«ЧЕРДАК ОФИЦЕРА»
Максим Семеляк сидит на чердаке, соблюдает правила самоизоляции, докладывает о том, что происходит вокруг и внутри.
Автор иллюстрации: Катя Гендикова
День 1: «Чужое имя»
Предложение завести блог застало меня за просмотром белорусского фильма «Чужое имя» 1966 года выпуска — поскольку в блоге вроде бы принято говорить правду, то я и говорю как есть. Предложение было принято. Называться это всё будет «Чердак офицера» (он же санаторий под клепсидрой). Это как раз чужое имя — был у меня такой старинный товарищ Кац, а у него была группа «Чердак офицера», он года полтора назад умер, и я вот думаю посвятить этот блог ему (собственно, я и сам живу на чердаке).
О чём здесь пойдёт речь, я, честно говоря, пока и сам не знаю. Но мне видится что-то вроде дыр в стене, как у Фрица Ланга в «Министерстве страха», через которые пробивается микроскопический свет и куда более объёмный страх мира.
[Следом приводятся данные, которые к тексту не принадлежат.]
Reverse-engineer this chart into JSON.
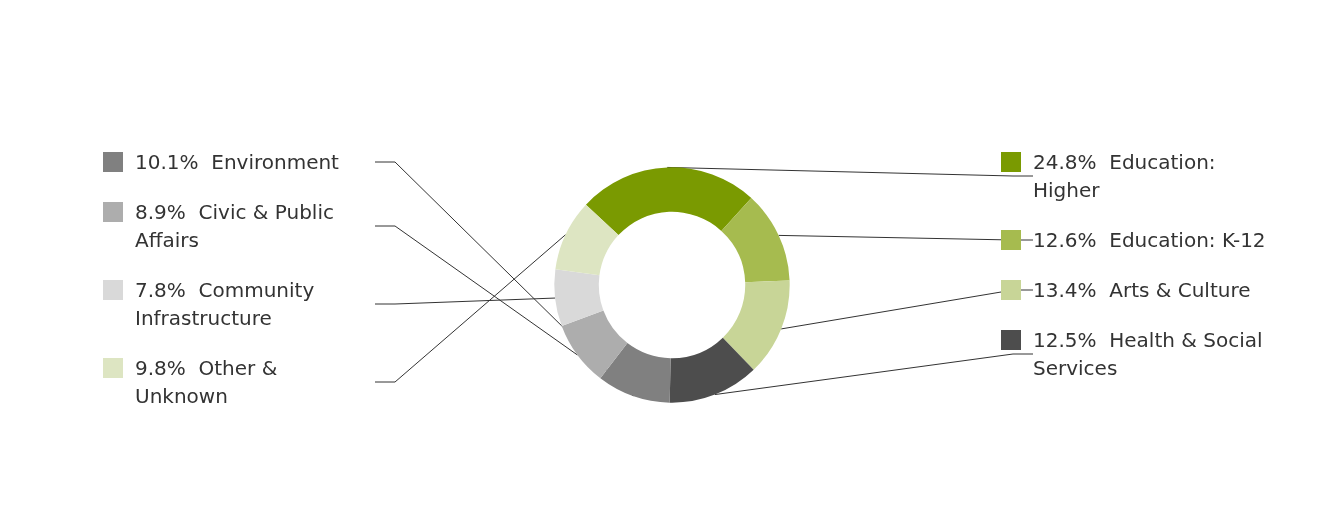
{
  "chart_data": {
    "type": "donut",
    "categories": [
      "Education: Higher",
      "Education: K-12",
      "Arts & Culture",
      "Health & Social Services",
      "Environment",
      "Civic & Public Affairs",
      "Community Infrastructure",
      "Other & Unknown"
    ],
    "values": [
      24.8,
      12.6,
      13.4,
      12.5,
      10.1,
      8.9,
      7.8,
      9.8
    ],
    "value_labels": [
      "24.8%",
      "12.6%",
      "13.4%",
      "12.5%",
      "10.1%",
      "8.9%",
      "7.8%",
      "9.8%"
    ],
    "colors": [
      "#7a9a01",
      "#a6bb4f",
      "#c8d597",
      "#4d4d4d",
      "#808080",
      "#adadad",
      "#d9d9d9",
      "#dde5c2"
    ],
    "legend": "left"
  }
}
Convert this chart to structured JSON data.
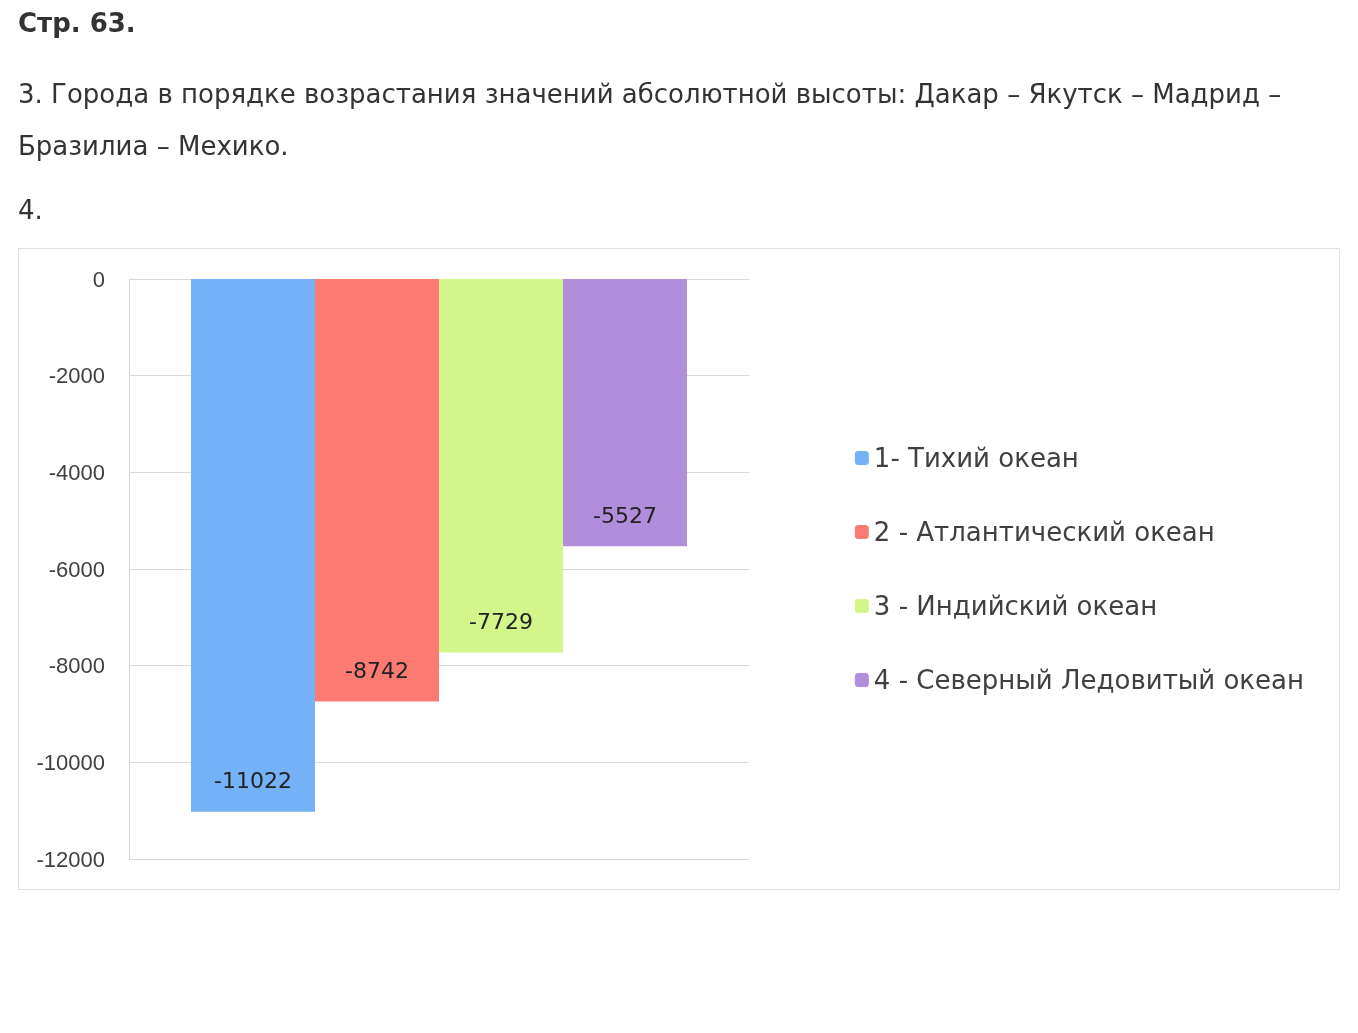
{
  "chart_data": {
    "type": "bar",
    "title": "Стр. 63.",
    "annotations": [
      "3. Города в порядке возрастания значений абсолютной высоты: Дакар – Якутск – Мадрид – Бразилиа – Мехико.",
      "4."
    ],
    "categories": [
      null
    ],
    "series": [
      {
        "name": "1- Тихий океан",
        "color": "#75b1f7",
        "values": [
          -11022
        ]
      },
      {
        "name": "2 - Атлантический океан",
        "color": "#fb7a72",
        "values": [
          -8742
        ]
      },
      {
        "name": "3 - Индийский океан",
        "color": "#d3f589",
        "values": [
          -7729
        ]
      },
      {
        "name": "4 - Северный Ледовитый океан",
        "color": "#b08edb",
        "values": [
          -5527
        ]
      }
    ],
    "ylim": [
      -12000,
      0
    ],
    "yticks": [
      -12000,
      -10000,
      -8000,
      -6000,
      -4000,
      -2000,
      0
    ],
    "grid": "y",
    "legend": "right",
    "data_labels": true,
    "tick_labels": "y"
  }
}
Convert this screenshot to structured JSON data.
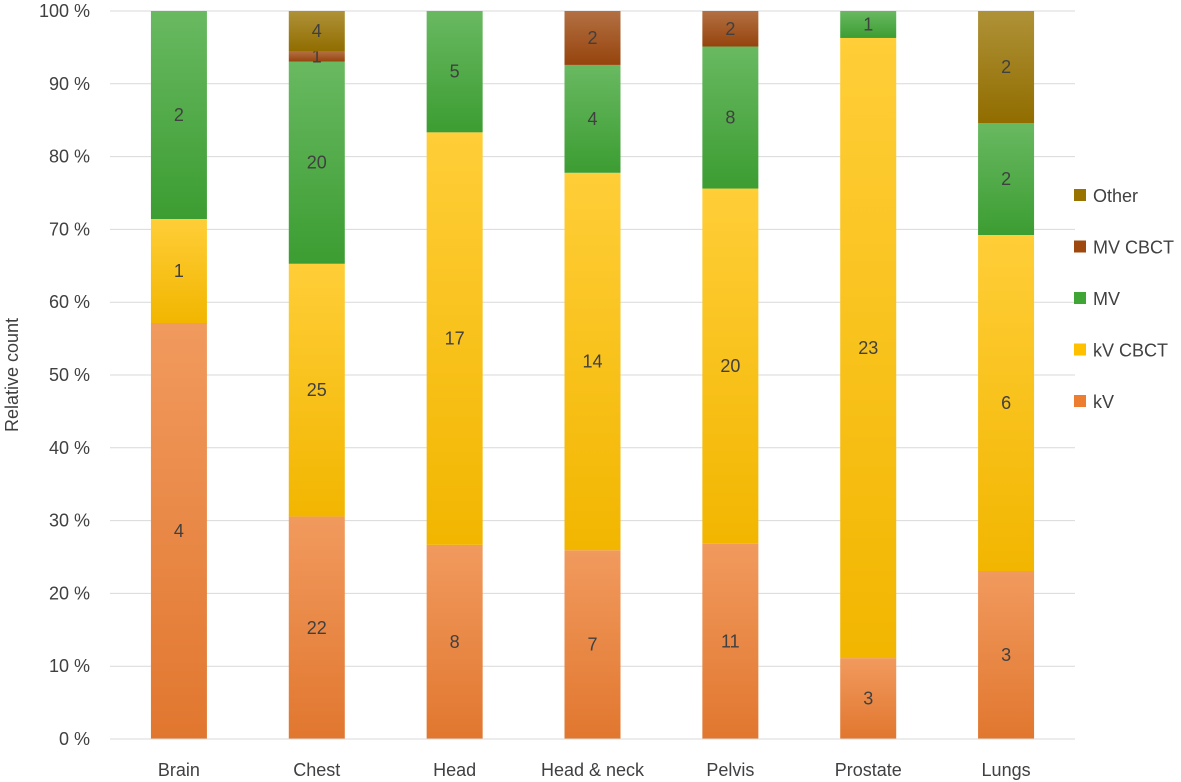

Как давным-давно предположил Гийом Овернский, ничего связного вокруг нас нет, а есть только проходы и окна для потока первобытия. Пусть это и будет такой проходной, поточный, преломляющий блог. Короче, приступим, а там посмотрим, как говорил в годы моей молодости один геополитический философ.
Кадры из фильма «Министерство страха», реж. Ф. Ланг, 1944 г.
Итак — «Чужое имя». В главной роли — Саранцев, я его часто встречал на улице Черняховского, когда жил там, он ходил совсем уже старый, не снимался, никто его, кажется, кроме меня, не узнавал, а я всё хотел сказать ему что-нибудь хорошее, но так и не собрался.
Кадр из фильма «Чужое имя», реж. И. Шульман, 1966 г.
Фильм начинается с того, что прекрасный актёр Панков (вы его точно знаете по «Волшебной силе искусства» с Райкиным) встречает Клару Лучко в кафе с видом на автостраду и под магомаевскую «Голубую тайгу». А Саранцев как раз у него шофёр, и по фамилии он вроде должен быть первым мужем Лучко, но та его в упор не узнаёт, и тут начинается мутная история с присвоенным именем (за девять лет до «Профессии: репортёр», заметим в скобках), уходящая в партизанское прошлое (с неизменным Масюлисом в нацистской форме), но заканчивающаяся по справедливости. «Вот так всю жизнь у меня двойка по поведению», — сокрушённо резюмирует Саранцев в какой-то момент.
Кадр из фильма «Чужое имя», реж. И. Шульман, 1966 г.
Почему-то именно советские актёры дают простор сразу и для покоя, и для грёз. С одной стороны, они как никакие другие лицедеи преисполнены онтологической основательности. А с другой стороны — в них вечно гарцует вся семантика возможных миров. Ведь та же Лучко при ближайшем рассмотрении вообще могла бы стать кем-то типа нашей Сильваны Мангано — неплохо бы смотрелась, например, в «Татуированной розе» и вообще во всех фантазиях Уильямса, а не в одних только «Возвращении Будулая» да «Опекуне». Что до Панкова, так это просто наш Мельвин Дуглас, и где, спрашивается, его «Ниночка»? А мой бывший сосед Саранцев? В принципе, что-то от Эдварда Джей Робинсона в нём есть — ну или могло быть.
Интересно и про режиссёра. Этот фильм снял фронтовик Иосиф Шульман — у него сперва сын сбежал в Канаду, создав ему известные проблемы, в итоге он и сам уехал в Австралию, где и умер в 1990 году.
В сороковые он был тяжело ранен и потом снимал кино строго про войну (исключение — картина «Криницы») — например, у него был очень недурной фильм «Парашюты на деревьях» по книге другого белоруса и тоже героя войны Наполеона Ридевского. Наполеон Фелицианович его звали, если точнее. И сегодня я думаю его почитать на ночь.